Most New Yorkers remember September 11, 2001 as a sparkling clear, peaceful day. But that image was shattered at 8:46 in the morning when the first tower of the World Trade Center was hit. Angela Jackson saw the tower from her nearby office window.
"We saw the big gaping hole," she recalled. "We saw people jumping so everyone was frantic. I had family members calling the line."
Minutes later, the second tower was hit. On the street there was chaos.
"Some people were frantic, crying, trying to help people that were cut by glass that had spewed out," she added.
A few hours later more shocking developments: One of the towers fell, then the other. These pictures are still seared in the memories of most people. Kathleen Cross was in her apartment in nearby Battery Park City.

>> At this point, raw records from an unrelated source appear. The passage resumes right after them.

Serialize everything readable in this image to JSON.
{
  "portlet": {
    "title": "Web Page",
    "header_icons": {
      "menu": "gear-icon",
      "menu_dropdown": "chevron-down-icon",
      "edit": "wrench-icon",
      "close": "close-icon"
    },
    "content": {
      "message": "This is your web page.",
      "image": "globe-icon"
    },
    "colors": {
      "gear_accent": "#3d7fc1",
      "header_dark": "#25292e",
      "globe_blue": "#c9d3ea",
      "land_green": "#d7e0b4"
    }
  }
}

"It sounded like a helicopter was outside. I saw this kind of black cloud coming by my window," she said. "Everything was covered in white, all this beautiful greenery just white, white dust."
Amazingly within one week, the New York Stock Exchange re-opened. Other businesses soon followed. Yet employees who returned say even months later the air smelled toxic.
"It felt as if all my five senses were attacked," said eyewitness Kaesun John. "You could taste, you could smell, you could actually reach out and touch. It was unbelievable."
Kaesen developed upper respiratory problems. Today she is asthmatic.
"I really felt that being in that environment caused me to have the present health conditions that I am experiencing," she added.
That is the key concern authorities face today. How many people became ill because of the toxic fumes from the collapse of the buildings at Ground Zero? Claire Calladine directs 9/11 Health Now, a group that believes the number is in the tens of thousands.
"The toxins that were at the World Trade Center were very potent toxins," she noted. "They affected the whole body. They affected the central nervous system. They affected what we call the aerodigestive system. They affected every area of the body, and there were some very serious exposures down there."
Still many came to live here, because they heard housing prices were reasonable.
Alison Kasillo moved into Battery Park City, seven months after the attack, even though she had heard about the toxic air.
"I got a great deal on my apartment and as a typical New Yorker they go for the apartment," she said.
A year later she was diagnosed with COPD (Chronic Obstructive Pulmonary Disease), a lung disease that makes it difficult to breathe.
"It's a bad thing [having] Chronic Obstructive Pulmonary Disease," she added.
There is no proof the toxic air caused her condition, or Kaesun John's asthma. But there is no question that 9/11 psychologically traumatized this city. Still everyone looks forward to the time the new Towers depicted in this official plan, will be finished.
NEW YORK RESIDENT MICHAEL FORTENBAUGH: "But there's a reason why we chose to live here. We live here for the culture, for the people and there's an acceptable level of risk that you have to be part of a city of this nature."
Today they have just barely begun rebuilding the site. It is way behind schedule mired in controversy over cost and who will pay. Still this Friday, designated a National Day of Service and Remembrance, there will be a memorial here to remember those who died.